Google propose désormais aux développeurs d'applications pour Android de vérifier lors du lancement de leur application si l'utilisateur a bien acheté le logiciel, et de bloquer l'exécution dans le cas contraire. Le DRM n'est proposé qu'aux seuls développeurs qui passent par la plate-forme officielle, Android Market.

L’un des avantages reconnus aux téléphones Android par rapport aux iPhone est la moindre emprise que possède Google sur les utilisateurs et les développeurs. Là où Apple n’autorise la distribution des applications que sur l’App Store, et oblige ses clients à jailbreaker leur iPhone pour se libérer de cette restriction, Google permet aux développeurs de fournir leurs applications en passant par d’autres plate-formes que son Android Market. Mais il compte bien miser sur la peur du piratage pour convaincre les éditeurs de rester fidèles à la la plate-forme officielle.

Google a en effet dévoilé mardi l’ajout d’un nouveau système de protection contre le piratage pour les développeurs d’applications sous Android 1.5 et supérieur, qui ne fonctionne qu’avec les seules applications distribuées sur l’Android Market. Il est destiné à terme à remplacer totalement le système de chiffrage des fichiers des applications que proposait jusque là la firme de Mountain View.

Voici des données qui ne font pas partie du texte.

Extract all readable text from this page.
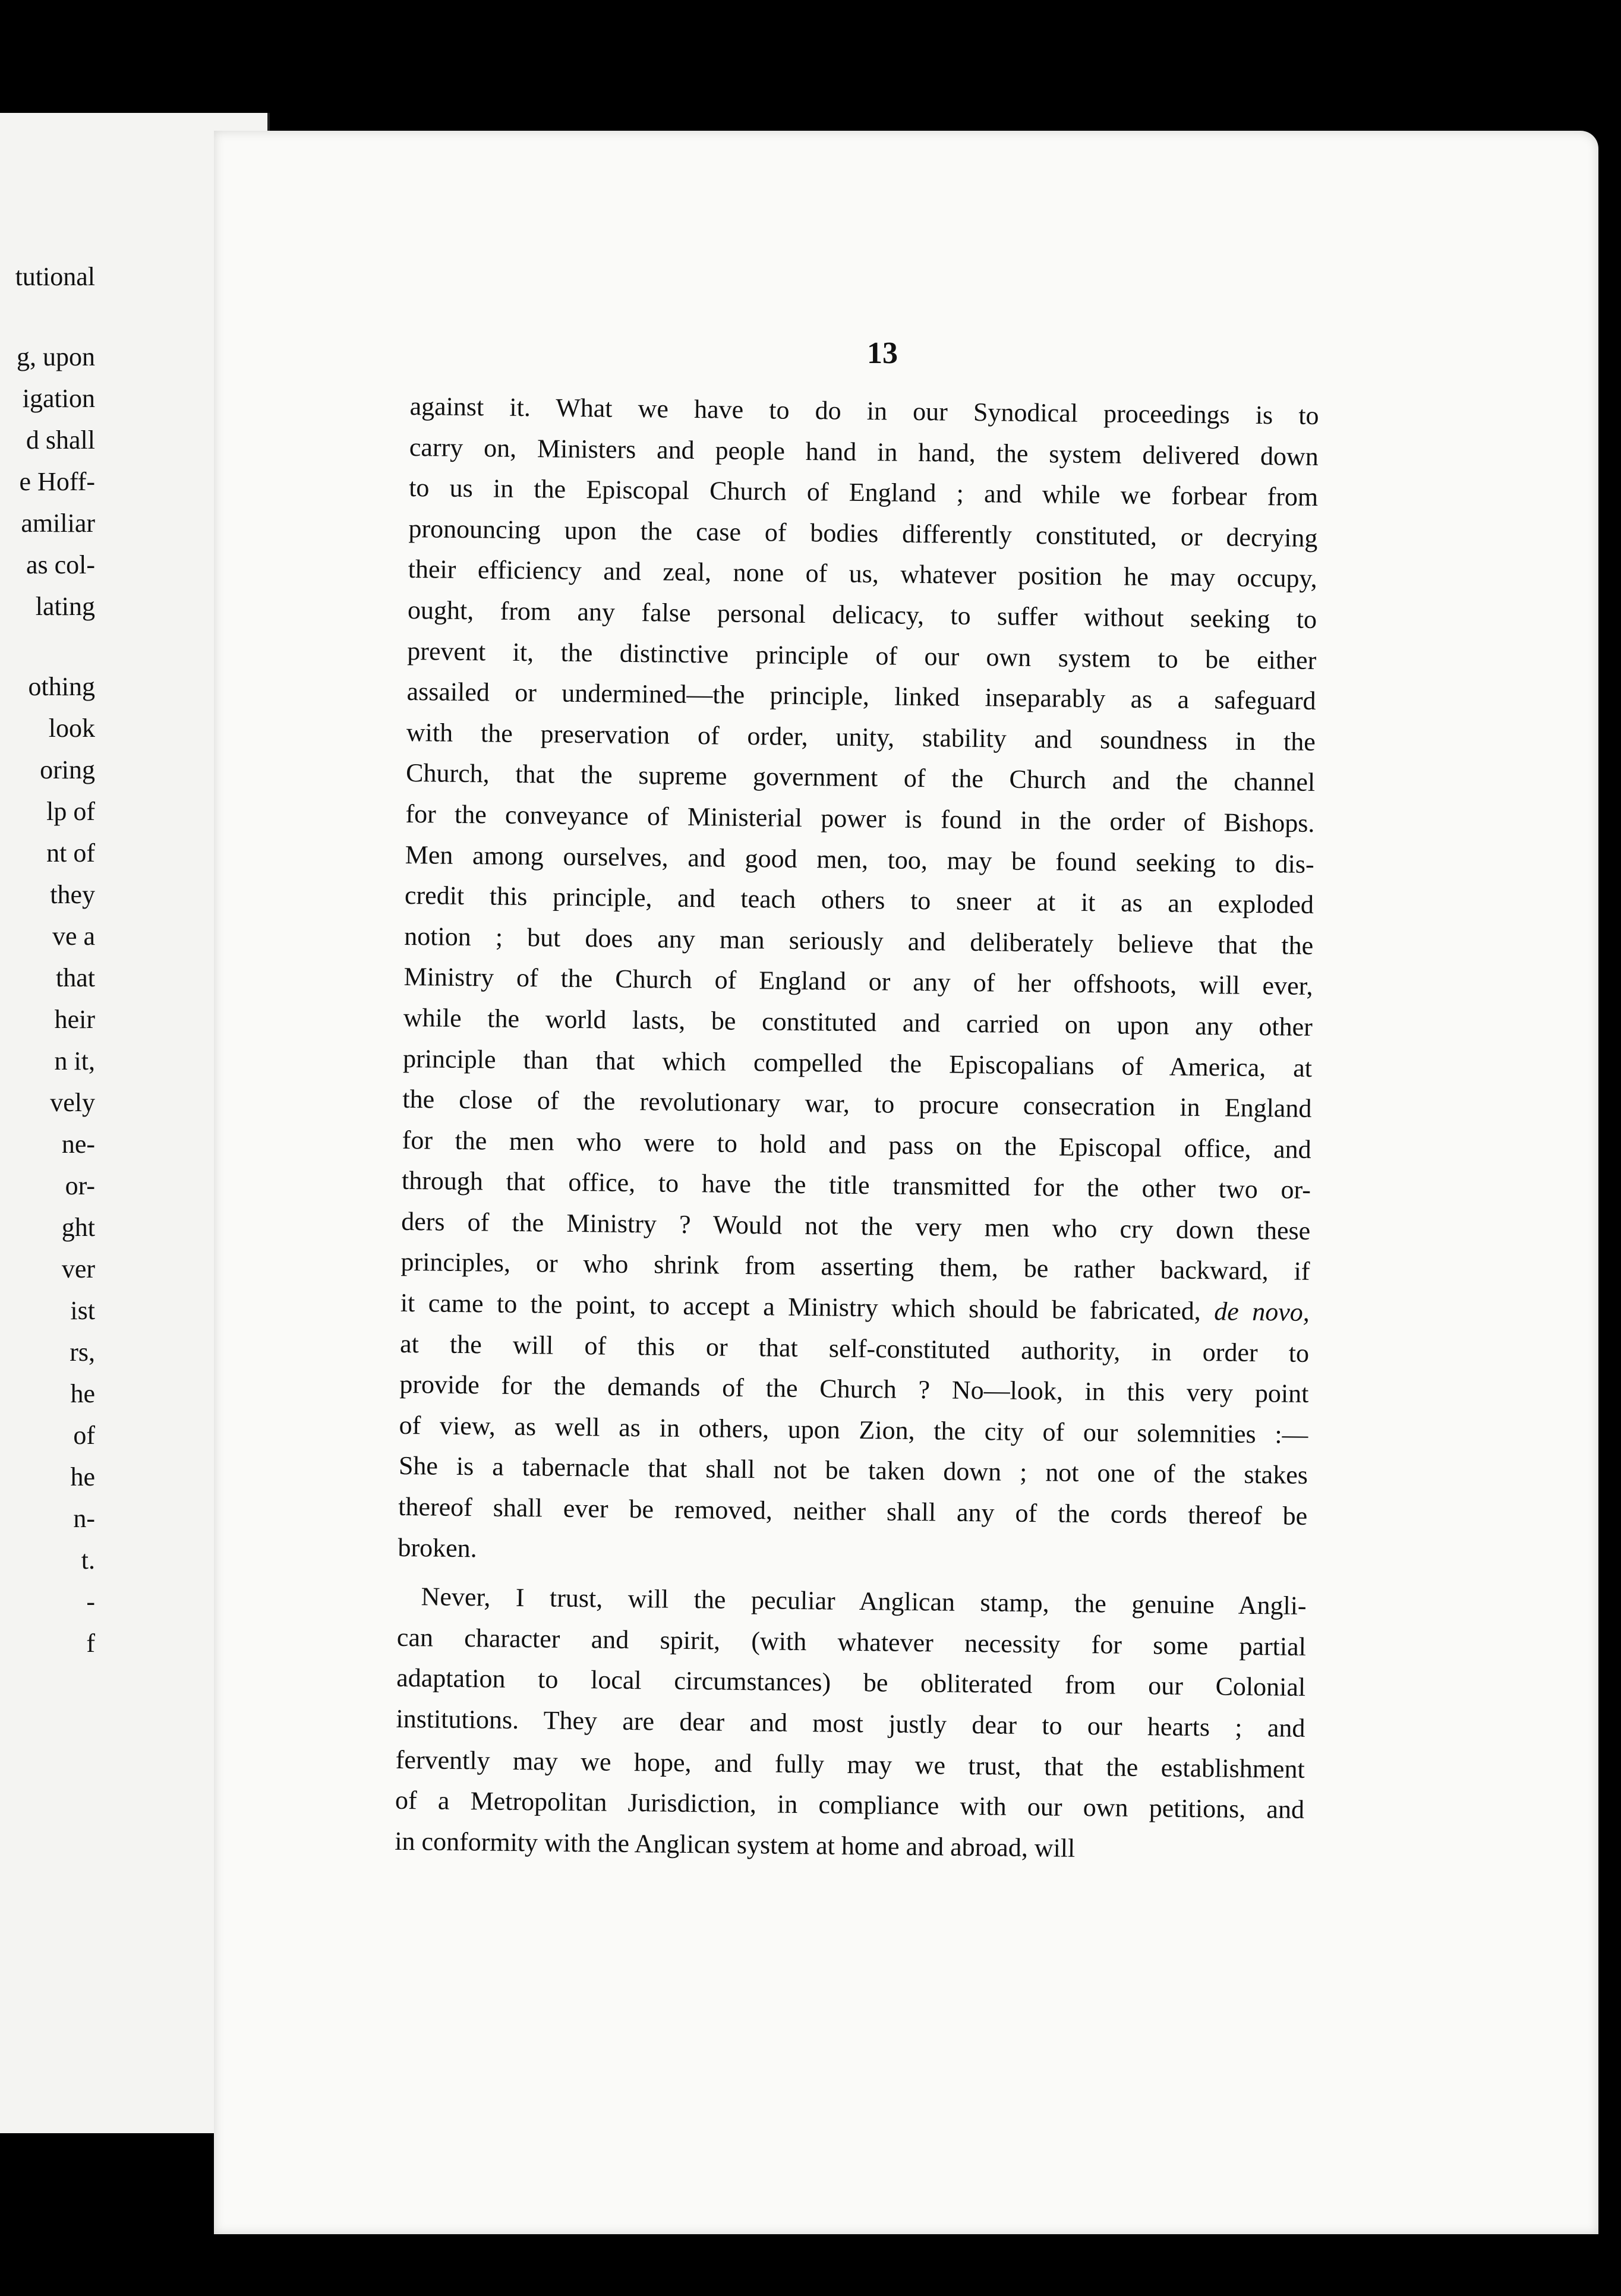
tutional
g, upon
igation
d shall
e Hoff-
amiliar
as col-
lating
othing
look
oring
lp of
nt of
they
ve a
that
heir
n it,
vely
ne-
or-
ght
ver
ist
rs,
he
of
he
n-
t.
-
f
13
against it. What we have to do in our Synodical proceedings is to
carry on, Ministers and people hand in hand, the system delivered down
to us in the Episcopal Church of England ; and while we forbear from
pronouncing upon the case of bodies differently constituted, or decrying
their efficiency and zeal, none of us, whatever position he may occupy,
ought, from any false personal delicacy, to suffer without seeking to
prevent it, the distinctive principle of our own system to be either
assailed or undermined—the principle, linked inseparably as a safeguard
with the preservation of order, unity, stability and soundness in the
Church, that the supreme government of the Church and the channel
for the conveyance of Ministerial power is found in the order of Bishops.
Men among ourselves, and good men, too, may be found seeking to dis-
credit this principle, and teach others to sneer at it as an exploded
notion ; but does any man seriously and deliberately believe that the
Ministry of the Church of England or any of her offshoots, will ever,
while the world lasts, be constituted and carried on upon any other
principle than that which compelled the Episcopalians of America, at
the close of the revolutionary war, to procure consecration in England
for the men who were to hold and pass on the Episcopal office, and
through that office, to have the title transmitted for the other two or-
ders of the Ministry ? Would not the very men who cry down these
principles, or who shrink from asserting them, be rather backward, if
it came to the point, to accept a Ministry which should be fabricated, de novo,
at the will of this or that self-constituted authority, in order to
provide for the demands of the Church ? No—look, in this very point
of view, as well as in others, upon Zion, the city of our solemnities :—
She is a tabernacle that shall not be taken down ; not one of the stakes
thereof shall ever be removed, neither shall any of the cords thereof be
broken.
Never, I trust, will the peculiar Anglican stamp, the genuine Angli-
can character and spirit, (with whatever necessity for some partial
adaptation to local circumstances) be obliterated from our Colonial
institutions. They are dear and most justly dear to our hearts ; and
fervently may we hope, and fully may we trust, that the establishment
of a Metropolitan Jurisdiction, in compliance with our own petitions, and
in conformity with the Anglican system at home and abroad, will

Avec ce DRM baptisé Android Market Licensing, les développeurs pourront vérifier lors du lancement de l’application si l’utilisateur possède bien une copie légitime du logiciel. Si ça n’est pas le cas, l’application pourra être bloquée, ou exécutée dans un mode amoindri, par exemple en désactivant certaines fonctionnalités réservées aux copies légales. La vérification peut être ordonnée à chaque lancement, ou selon une fréquence plus importante définie par le développeur s’il ne veut pas empêcher l’exécution du logiciel lorsque l’utilisateur n’est pas connecté à Internet.

Concrètement, les applications qui utilisent les librairies du système Android Market Licensing passent par le client Android Market installé sur le mobile, lors de chaque lancement. Le client propriétaire de Google collecte alors « les informations nécessaires à propos de l’utilisateur et de l’appareil, tel que le nom du compte utilisateur Google primaire de l’appareil, l’IMSI, et d’autres informations » (ce qui n’est pas très précis…). Il envoie le tout au serveur de contrôle, qui vérifie que l’utilisateur désigné a bien acheté le logiciel sur l’Android Market, et renvoie une réponse que seule la clé publique stockée dans le code source de l’application permet de déchiffrer.

« Android Market Licensing est conçu pour vous permettre d’appliquer des contrôles de licences à des applications que vous publiez à travers Android Market et que les utilisateurs téléchargent depuis le Market. Le service n’est pas conçu pour vous permettre d’accéder à des applications qui ne sont pas publiées à travers Android Market ou qui fonctionnent sur des appareils qui n’offrent pas le client Android Market« , explique Google dans une notice destinée aux développeurs.

Ainsi, Google souhaite offrir un avantage unique aux développeurs qui seraient tentés, sinon, de proposer leurs applications sur d’autres plate-formes où la commission sur les ventes est moindre, voire nulle. Il vise aussi directement les fabricants de téléphones et les opérateurs mobiles qui souhaitent profiter de la nature open-source d’Android pour installer leurs propres plate-formes d’applications à la place de l’Android Market.

Orange, par exemple, va commercialiser un téléphone d’entrée de gamme sous Android à seulement 1 euro, fabriqué par le Chinois Huawei, qui mettra en avant ses propres applications plutôt que l’Android Market. Ce qui empêchera sur ce téléphone toute exécution d’une application utilisant la librairie Android Market Licensing.